He looked miserable, like he hadn't slept in a month. His eyes were wide, and bloodshot. There was a vague odor about him, like musk or mildew. The front and rear of his nightshirt were both stained, the back with shit, and the front with what was probably not just piss, but semen as well. There were brown stains near at the base of his nose, and in the fur of his ears. Looking back, I think it might have been blood. His breath stank like he had been eating cigarettes instead of just smoking them. He had an unlit cigarette hanging from his mouth, and he lit it from the candle. Instead of a healthy, athletic nineteen, he looked like a haggard seventy, and an inmate at some poorly funded sanitarium at that. I remember thinking, "My God, what's happening to him?" Maybe if I had paid more attention, or understood what he was about to say, I could have prevented whatever happened.

Vic walked slowly, almost painfully, toward the fireplace. His steps echoed in the hollow halls, his nails sending a clicking sound through the room. He set the candle on a small table, and sat down in one of the wing chairs in front of the fireplace. The grate was open, and a log was spilled partially onto the hearth. I would have been worried, but the embers were long dead. The air smelled, I don't know, damp, stale, wrong somehow. I sat down in the chair across from him.

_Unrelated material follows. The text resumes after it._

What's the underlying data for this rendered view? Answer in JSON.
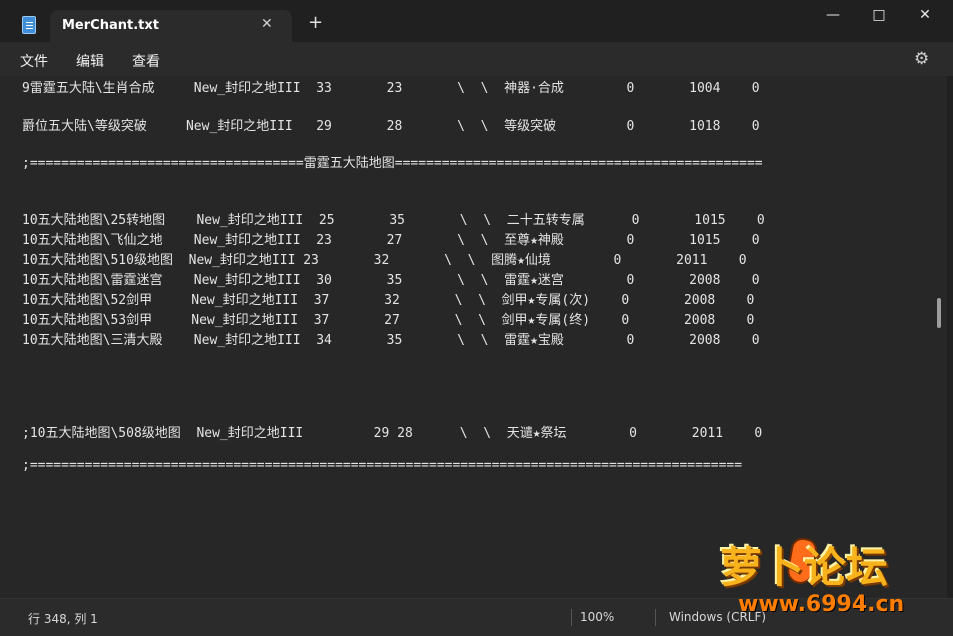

He spoke, and had a frustration in his voice that I had rarely heard before. "You shouldn't be here, Bradley. You shouldn't have come."

"What's happening to you, Vic? You look like hell."

"They're coming for me. Didn't really seem like a bath mattered." He coughed, hacking, and spit some kind of dark mass on the floor. He didn't move to clean it up. I looked around the room, and saw similar spots on the wood.

"Is it tuberculosis? Do you need a doctor?"

He chuckled weakly. "No, it's not TB. No doctor can help me."

"Then what the hell is it, Vic?" I leaned forward and touched his knee. He started to pull back, then relaxed. "Talk to me."

"I'll talk, but you won't understand. Even if you do understand, you won't believe. I didn't. It all started with the book."

"What book?" He motioned across the room to a table. I stood, and picked up the candlestick. The flame flickered. I moved across the room to where he gestured.

The table was covered with dishes, half-eaten sandwiches, and coffee mugs half full and beginning to sprout mold. I wrinkled up my nose at the noisome odors which emanated from the surface. Amongst the clutter and filth was a small volume, no larger than a dime-store paperback. I moved to pick it up, and Vic let out a shriek which I didn't know could come from his small, almost withered frame.

"DON'T TOUCH IT! IT'S CURSED!" He leapt from his chair, and apparently turned too quickly for his state. He stumbled, and began to fall. I set the candle down too fast, spilling wax on the table and floor, and moved to catch him.

"No. I'm fine. Just don't touch the book. It's bad enough that you've seen it." I helped him back to his chair. I went to retrieve the candle, and noticed the book again. It seemed, warm, somehow. I shrugged it off, and, replacing the candle on its first table, sat again.

"Vic, you have me concerned. Angry, and concerned. What's going on?"

"The book is evil. It's old, and evil. You felt the warmth from it, just now, just by looking at it, didn't you?"

"No," I lied. "I didn't feel anything."

He gave that weak chuckle again. "Come on, Bradley. I've known you longer than anyone else. I can see that look in your eye, and your ears twitch when you lie." He was right. And my ears were twitching.

"Okay, so I felt something from it. What of it?"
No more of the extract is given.